Pablo dice: «si fuera el hombre más brillante, intelectualmente hablando, con las mayores capacidades posibles, y dotado de los mejores dones que un hombre pueda poseer en su más elevado estado, y si mi vida misma fuera un verdadero sacrificio cual ningún otro, pero carente de un sincero deseo de salvación y edificación en los demás, entonces solamente soy un hipócrita egoísta, y eso no vale nada ante los ojos del Señor».

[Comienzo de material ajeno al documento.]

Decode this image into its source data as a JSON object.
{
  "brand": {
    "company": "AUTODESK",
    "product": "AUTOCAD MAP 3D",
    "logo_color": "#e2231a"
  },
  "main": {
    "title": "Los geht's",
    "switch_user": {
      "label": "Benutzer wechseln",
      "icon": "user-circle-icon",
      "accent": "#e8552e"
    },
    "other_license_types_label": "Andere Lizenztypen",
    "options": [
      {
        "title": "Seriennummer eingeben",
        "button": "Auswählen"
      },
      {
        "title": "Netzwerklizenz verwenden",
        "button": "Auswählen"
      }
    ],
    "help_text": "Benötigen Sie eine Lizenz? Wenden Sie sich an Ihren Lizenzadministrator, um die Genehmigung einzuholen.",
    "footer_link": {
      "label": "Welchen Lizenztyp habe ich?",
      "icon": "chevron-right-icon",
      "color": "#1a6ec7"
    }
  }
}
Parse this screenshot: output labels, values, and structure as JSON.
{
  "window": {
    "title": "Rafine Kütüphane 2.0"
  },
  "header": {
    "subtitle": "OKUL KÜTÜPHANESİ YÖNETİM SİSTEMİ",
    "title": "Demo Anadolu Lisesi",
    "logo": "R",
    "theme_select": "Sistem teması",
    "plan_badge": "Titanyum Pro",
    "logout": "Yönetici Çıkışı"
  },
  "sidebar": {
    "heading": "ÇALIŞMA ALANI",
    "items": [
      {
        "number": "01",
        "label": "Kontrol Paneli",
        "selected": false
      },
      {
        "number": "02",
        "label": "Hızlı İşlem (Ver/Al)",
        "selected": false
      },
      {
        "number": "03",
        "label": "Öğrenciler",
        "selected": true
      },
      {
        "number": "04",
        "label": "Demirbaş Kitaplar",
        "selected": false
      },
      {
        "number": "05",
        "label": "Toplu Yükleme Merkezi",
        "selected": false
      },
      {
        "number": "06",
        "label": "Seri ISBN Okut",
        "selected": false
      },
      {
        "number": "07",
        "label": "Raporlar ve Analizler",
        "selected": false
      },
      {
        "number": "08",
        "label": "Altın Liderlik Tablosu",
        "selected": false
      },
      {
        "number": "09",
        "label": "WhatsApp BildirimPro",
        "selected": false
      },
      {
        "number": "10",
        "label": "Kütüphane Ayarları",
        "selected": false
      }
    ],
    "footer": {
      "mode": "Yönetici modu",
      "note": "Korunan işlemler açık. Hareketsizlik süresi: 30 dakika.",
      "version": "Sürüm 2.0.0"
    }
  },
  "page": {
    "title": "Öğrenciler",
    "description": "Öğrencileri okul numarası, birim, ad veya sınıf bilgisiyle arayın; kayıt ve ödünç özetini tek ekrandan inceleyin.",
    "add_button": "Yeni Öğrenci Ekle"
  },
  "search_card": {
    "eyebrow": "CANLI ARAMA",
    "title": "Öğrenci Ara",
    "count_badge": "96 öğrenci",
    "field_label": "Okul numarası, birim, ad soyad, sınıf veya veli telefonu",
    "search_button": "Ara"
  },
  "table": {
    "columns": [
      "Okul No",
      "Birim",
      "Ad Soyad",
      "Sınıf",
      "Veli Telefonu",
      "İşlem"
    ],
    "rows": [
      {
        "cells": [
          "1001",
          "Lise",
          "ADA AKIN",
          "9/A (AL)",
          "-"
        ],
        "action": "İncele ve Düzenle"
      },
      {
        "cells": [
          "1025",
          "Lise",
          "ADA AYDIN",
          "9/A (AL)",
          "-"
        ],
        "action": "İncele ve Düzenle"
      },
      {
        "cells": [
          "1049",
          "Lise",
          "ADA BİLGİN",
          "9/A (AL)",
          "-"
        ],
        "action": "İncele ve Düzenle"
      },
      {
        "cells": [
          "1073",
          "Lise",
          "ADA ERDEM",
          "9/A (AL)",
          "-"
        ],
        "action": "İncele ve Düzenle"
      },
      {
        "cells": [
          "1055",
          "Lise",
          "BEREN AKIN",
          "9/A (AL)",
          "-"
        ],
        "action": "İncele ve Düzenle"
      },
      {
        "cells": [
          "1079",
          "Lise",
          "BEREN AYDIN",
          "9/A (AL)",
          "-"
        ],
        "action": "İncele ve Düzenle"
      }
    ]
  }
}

Esto no es un llamado a ser ignorante, o a mantenerse en las menores medidas de utilidad por falsa humildad, o a ser un hombre cobarde, tímido o inactivo: ¡todo lo contrario! Pablo desea estimular a los creyentes a que crezcan en el conocimiento del Señor, procuren los mejores dones y vivan vidas verdaderamente santas, devotas y esmeradas, pero sin jamás permitir que cada una de esas cosas sean hechas con desinterés, indolencia e inapetencia. Es posible llegar a hacerlo así, pero es inservible: un servicio inservible.

Dios, que mira el corazón, desea un servicio basado en el amor, un conocimiento inspirado por el amor y una entrega fundada en el amor. El amor es la gran marca de la obra del Amado en nosotros, y Dios no quiere nada nuestro sin que ese sello esté en cada obra. Por lo tanto, procure que el amor reine en medio de todo lo que sabe, conversa y hace en privado o en público. El Dios de amor quiere hijos caracterizados por el amor.